Lama Assi, M.D., from the Wilmer Eye Institute at the Johns Hopkins University School of Medicine in Baltimore, and colleagues examined the association between self-reported vision impairment and uptake of preventive care services (e.g., breast and colon cancer screenings and influenza and pneumococcal vaccinations) in adults ages 50 years and older. The authors extracted data from the 2015 and 2018 National Health Interview Survey (NHIS) and 2016 and 2018 Behavioral Risk Factor Surveillance System (BRFSS).

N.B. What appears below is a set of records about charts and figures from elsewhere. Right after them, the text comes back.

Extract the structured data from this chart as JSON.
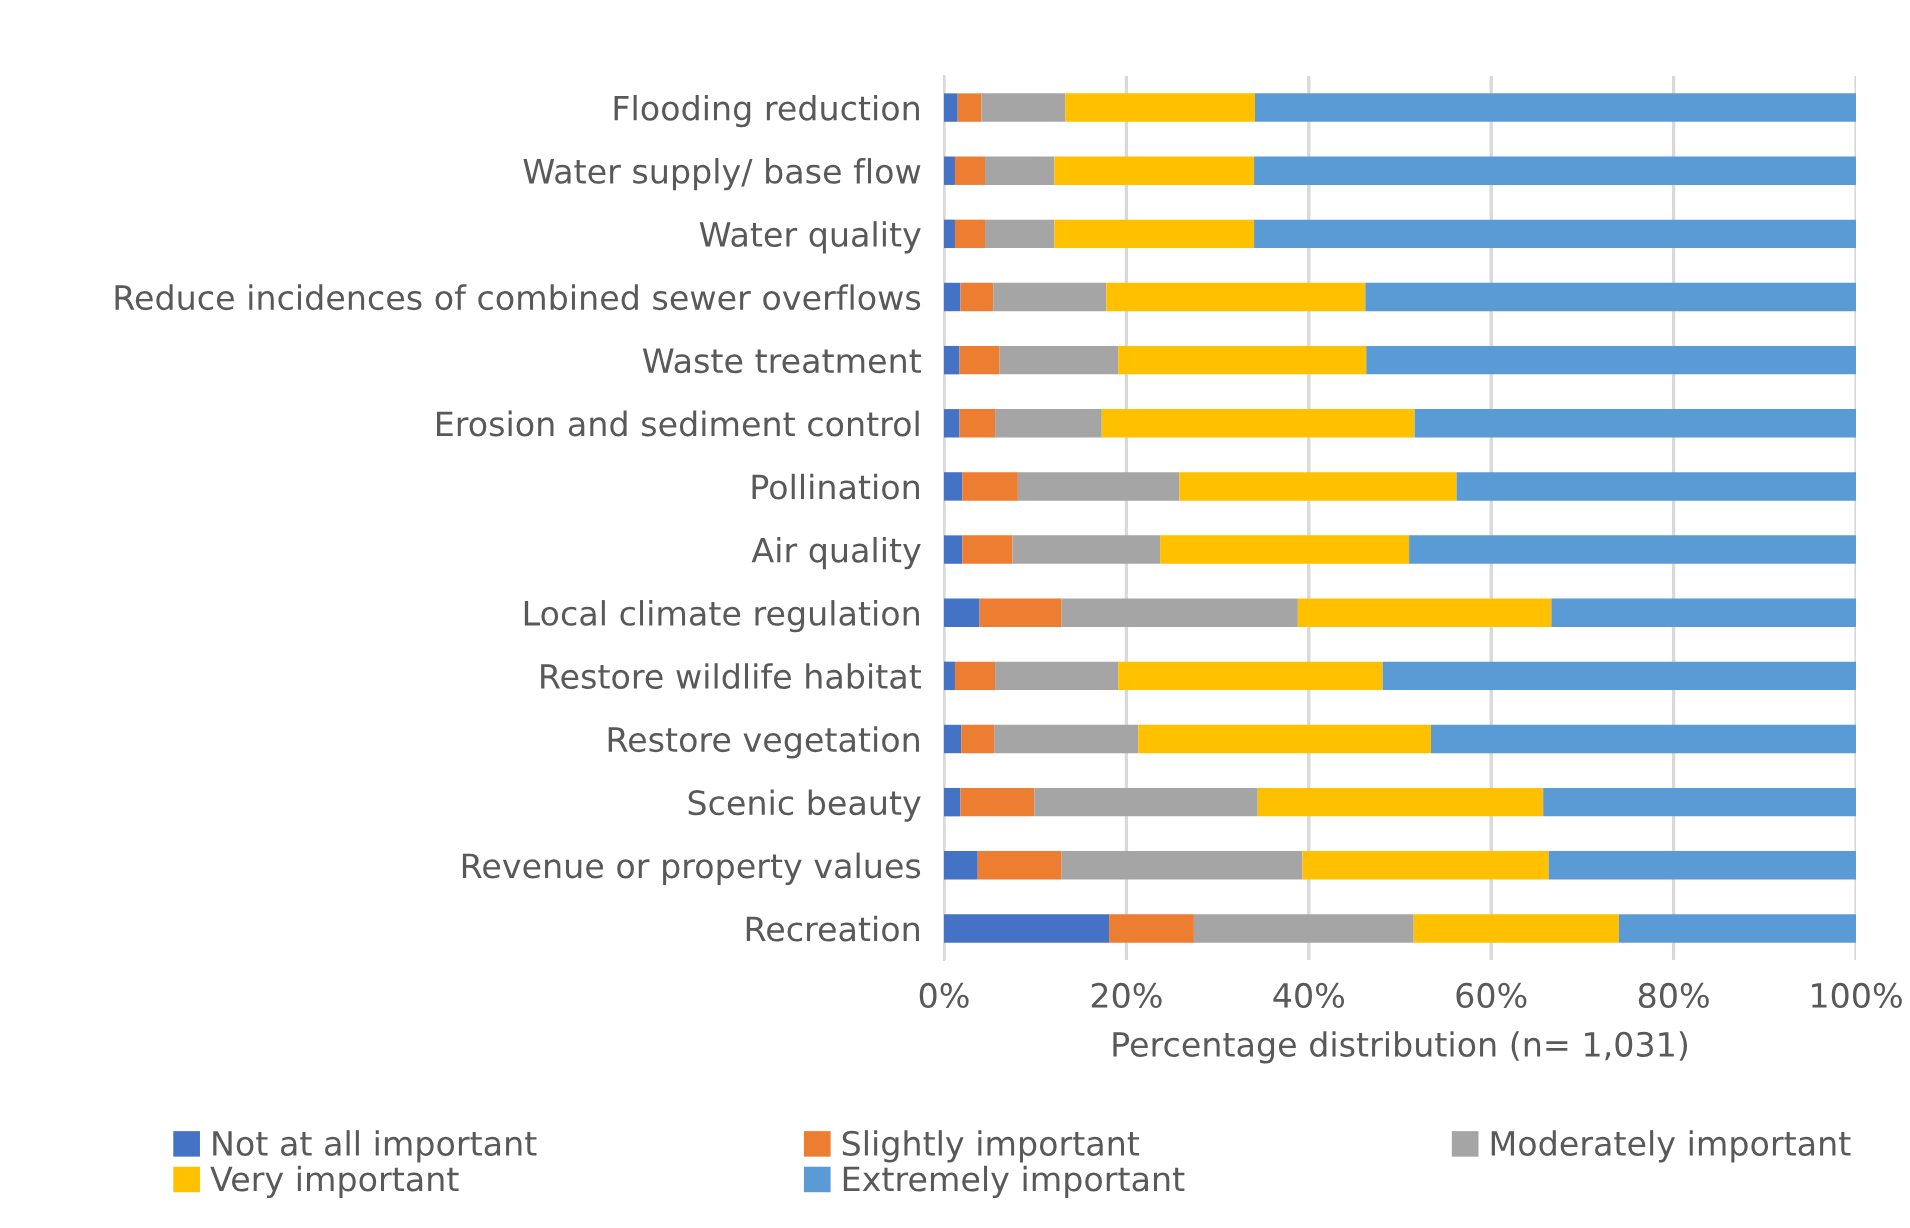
{
  "chart_data": {
    "type": "bar",
    "orientation": "horizontal",
    "stacked": true,
    "categories": [
      "Flooding reduction",
      "Water supply/ base flow",
      "Water quality",
      "Reduce incidences of combined sewer overflows",
      "Waste treatment",
      "Erosion and sediment control",
      "Pollination",
      "Air quality",
      "Local climate regulation",
      "Restore wildlife habitat",
      "Restore vegetation",
      "Scenic beauty",
      "Revenue or property values",
      "Recreation"
    ],
    "series": [
      {
        "name": "Not at all important",
        "color": "#4472c4",
        "values": [
          1.5,
          1.2,
          1.2,
          1.8,
          1.7,
          1.7,
          2.0,
          2.0,
          3.9,
          1.2,
          1.9,
          1.8,
          3.7,
          18.1
        ]
      },
      {
        "name": "Slightly important",
        "color": "#ed7d31",
        "values": [
          2.6,
          3.3,
          3.3,
          3.6,
          4.4,
          3.9,
          6.1,
          5.5,
          9.0,
          4.4,
          3.6,
          8.1,
          9.2,
          9.3
        ]
      },
      {
        "name": "Moderately important",
        "color": "#a5a5a5",
        "values": [
          9.2,
          7.6,
          7.6,
          12.4,
          13.0,
          11.7,
          17.7,
          16.2,
          25.9,
          13.5,
          15.8,
          24.5,
          26.4,
          24.1
        ]
      },
      {
        "name": "Very important",
        "color": "#ffc000",
        "values": [
          20.8,
          21.9,
          21.9,
          28.4,
          27.2,
          34.3,
          30.4,
          27.3,
          27.8,
          29.0,
          32.1,
          31.3,
          27.0,
          22.5
        ]
      },
      {
        "name": "Extremely important",
        "color": "#5b9bd5",
        "values": [
          65.9,
          66.0,
          66.0,
          53.8,
          53.7,
          48.4,
          43.8,
          49.0,
          33.4,
          51.9,
          46.6,
          34.3,
          33.7,
          26.0
        ]
      }
    ],
    "xlabel": "Percentage distribution (n= 1,031)",
    "xlim": [
      0,
      100
    ],
    "xticks": [
      {
        "value": 0,
        "label": "0%"
      },
      {
        "value": 20,
        "label": "20%"
      },
      {
        "value": 40,
        "label": "40%"
      },
      {
        "value": 60,
        "label": "60%"
      },
      {
        "value": 80,
        "label": "80%"
      },
      {
        "value": 100,
        "label": "100%"
      }
    ],
    "grid": "x",
    "legend": "bottom"
  }
}
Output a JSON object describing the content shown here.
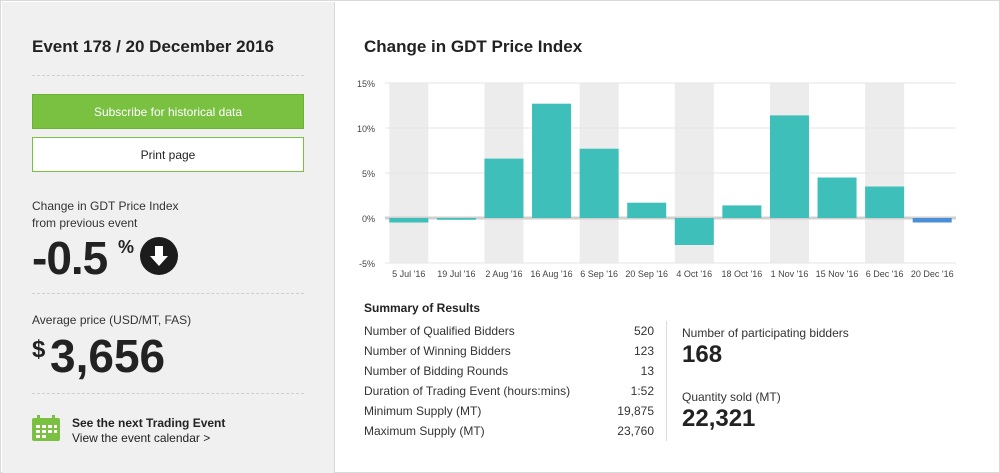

The researchers found that among NHIS participants, compared with older participants without vision impairment, older individuals with vision impairment (between 14.3 and 16.3 percent) were less likely to report breast cancer screening (odds ratio [OR], 0.82; 95 percent confidence interval [CI], 0.71 to 0.96) and colon cancer screening (OR, 0.89; 95 percent CI, 0.79 to 0.99), but not influenza (OR, 1.06; 95 percent CI, 0.97 to 1.15) and pneumococcal vaccination (OR, 1.03; 95 percent CI, 0.91 to 1.16). Among BRFSS participants, those with vision impairment (5.9 to 6.8 percent) were less likely than those without vision impairment to report breast cancer screening (OR, 0.67; 95 percent CI, 0.59 to 0.75), colon cancer screening (OR, 0.70; 95 percent CI, 0.65 to 0.76), and pneumococcal vaccination (OR, 0.89; 95 percent CI, 0.81 to 0.99), but not influenza vaccination (OR, 0.95; 95 percent CI, 0.89 to 1.00).
"These findings suggest that interventions to improve access to health information and health care services for individuals with vision impairment may be needed to improve cancer screening among this population," the authors write.